For the pro-Brexit press, and some government officials, Bercow was decried as a saboteur seeking to thwart “the will of the people.” Previously, the speaker has fended off allegations he is against Brexit after a vehicle with an anti-Brexit sticker on it was parked at his house. He assured the House the vehicle was his wife's.

As the speaker, Bercow serves as the House's referee and decides which motions are to be voted on. He is also an elected parliamentarian, but as the speaker he is supposed to be impartial and not affiliated with a party. He is a former Tory member, but he also said he voted against Britain's departure from the EU in the 2016 referendum.

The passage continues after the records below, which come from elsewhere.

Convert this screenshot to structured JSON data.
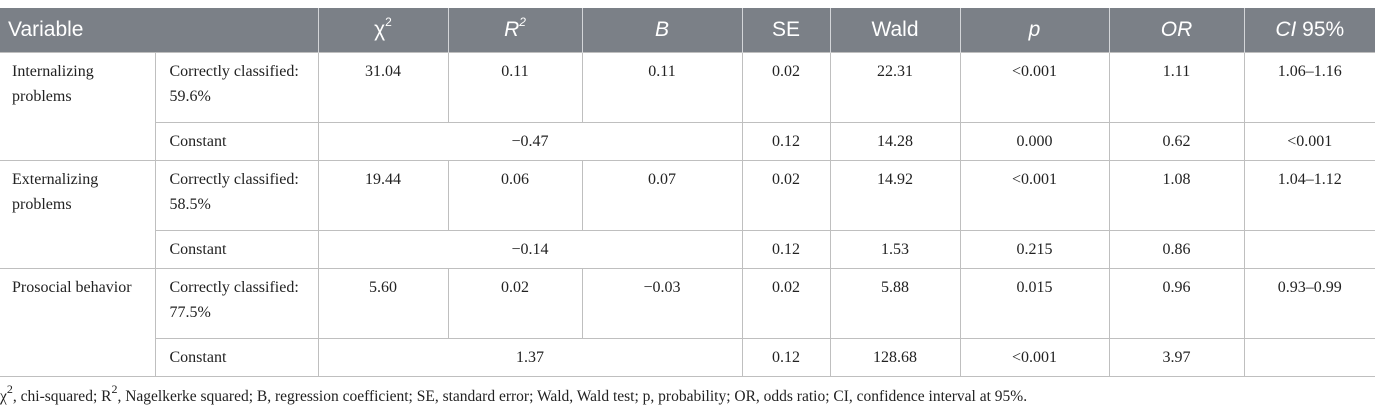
{
  "headers": {
    "variable": "Variable",
    "chi_symbol": "χ",
    "chi_sup": "2",
    "r_symbol": "R",
    "r_sup": "2",
    "b": "B",
    "se": "SE",
    "wald": "Wald",
    "p": "p",
    "or": "OR",
    "ci_italic": "CI",
    "ci_rest": " 95%"
  },
  "groups": [
    {
      "variable": "Internalizing problems",
      "row1": {
        "label": "Correctly classified: 59.6%",
        "chi2": "31.04",
        "r2": "0.11",
        "b": "0.11",
        "se": "0.02",
        "wald": "22.31",
        "p": "<0.001",
        "or": "1.11",
        "ci": "1.06–1.16"
      },
      "row2": {
        "label": "Constant",
        "b": "−0.47",
        "se": "0.12",
        "wald": "14.28",
        "p": "0.000",
        "or": "0.62",
        "ci": "<0.001"
      }
    },
    {
      "variable": "Externalizing problems",
      "row1": {
        "label": "Correctly classified: 58.5%",
        "chi2": "19.44",
        "r2": "0.06",
        "b": "0.07",
        "se": "0.02",
        "wald": "14.92",
        "p": "<0.001",
        "or": "1.08",
        "ci": "1.04–1.12"
      },
      "row2": {
        "label": "Constant",
        "b": "−0.14",
        "se": "0.12",
        "wald": "1.53",
        "p": "0.215",
        "or": "0.86",
        "ci": ""
      }
    },
    {
      "variable": "Prosocial behavior",
      "row1": {
        "label": "Correctly classified: 77.5%",
        "chi2": "5.60",
        "r2": "0.02",
        "b": "−0.03",
        "se": "0.02",
        "wald": "5.88",
        "p": "0.015",
        "or": "0.96",
        "ci": "0.93–0.99"
      },
      "row2": {
        "label": "Constant",
        "b": "1.37",
        "se": "0.12",
        "wald": "128.68",
        "p": "<0.001",
        "or": "3.97",
        "ci": ""
      }
    }
  ],
  "footnote": {
    "chi": "χ",
    "t1": ", chi-squared; R",
    "t2": ", Nagelkerke squared; B, regression coefficient; SE, standard error; Wald, Wald test; p, probability; OR, odds ratio; CI, confidence interval at 95%.",
    "sup": "2"
  },
  "colors": {
    "header_bg": "#7b8087",
    "header_text": "#ffffff",
    "rule": "#bfbfbf"
  }
}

Thus, many Tories see him as a foe. Downing Street reportedly has considered not bestowing peerage to Bercow because of past actions perceived as hurtful to May's government. Speakers by tradition become members of the House of Lords upon retirement.

“Just when it looked like order was about to finally emerge from the chaos, and there was real momentum building to get sufficient support to back the deal, now Bercow has fashioned a way to reassert the chaos,” Tim Loughton, a Tory member, told the Guardian.

But for those hoping to stop Brexit, Bercow became an unlikely hero and his move was viewed as a decisive one in an ongoing battle between the government and Parliament over who controls Brexit, but more profoundly democratic decisions in Britain.

“After years of petty sneers and active sabotages of parliament by the government, [Bercow] finally took his revenge,” wrote Ian Dunt, an editor of an online political magazine. “And it was huge: dramatic, constitutionally-explosive and with far-reaching repercussions for Brexit and British democracy. Once he was done, the prime minister's strategy was in ruins.”

For politicians, Bercow's move opened new lanes through the Brexit chaos that could help them achieve their preferred outcome.

Ian Blackford, the parliamentary leader of the Scottish National Party, said Bercow's ruling showed the government was “trying to bully and blackmail parliament to vote for something that had the biggest defeat in parliamentary history.” He called on the government to begin talks with opposition parties to forge agreement on Brexit. His party wants Britain to remain in the EU.

But on the other side, pro-Brexit Tories reportedly see Bercow's move as trapping May and helping their cause of seeing Britain leave the EU without a deal. Economists warn this would be catastrophic, but hard-line politicians say those fears are overblown.

“Brexit hardliners have backed the explosive ruling that has left prime minister's plans lying in tatters today,” the Daily Mail reported. The newspaper reported Parliament members with a hard-line Brexit group “were heard whistling the 'Great Escape' theme tune in the Commons tea room last night in the belief Mr. Bercow's bombshell makes their hopes of no deal more likely.”

On Wednesday morning, the headlines of London's newspapers will surely be blazoned with Brexit anxiety again – nine days before Brexit day.

(Courthouse News reporter Cain Burdeau is based in the European Union.)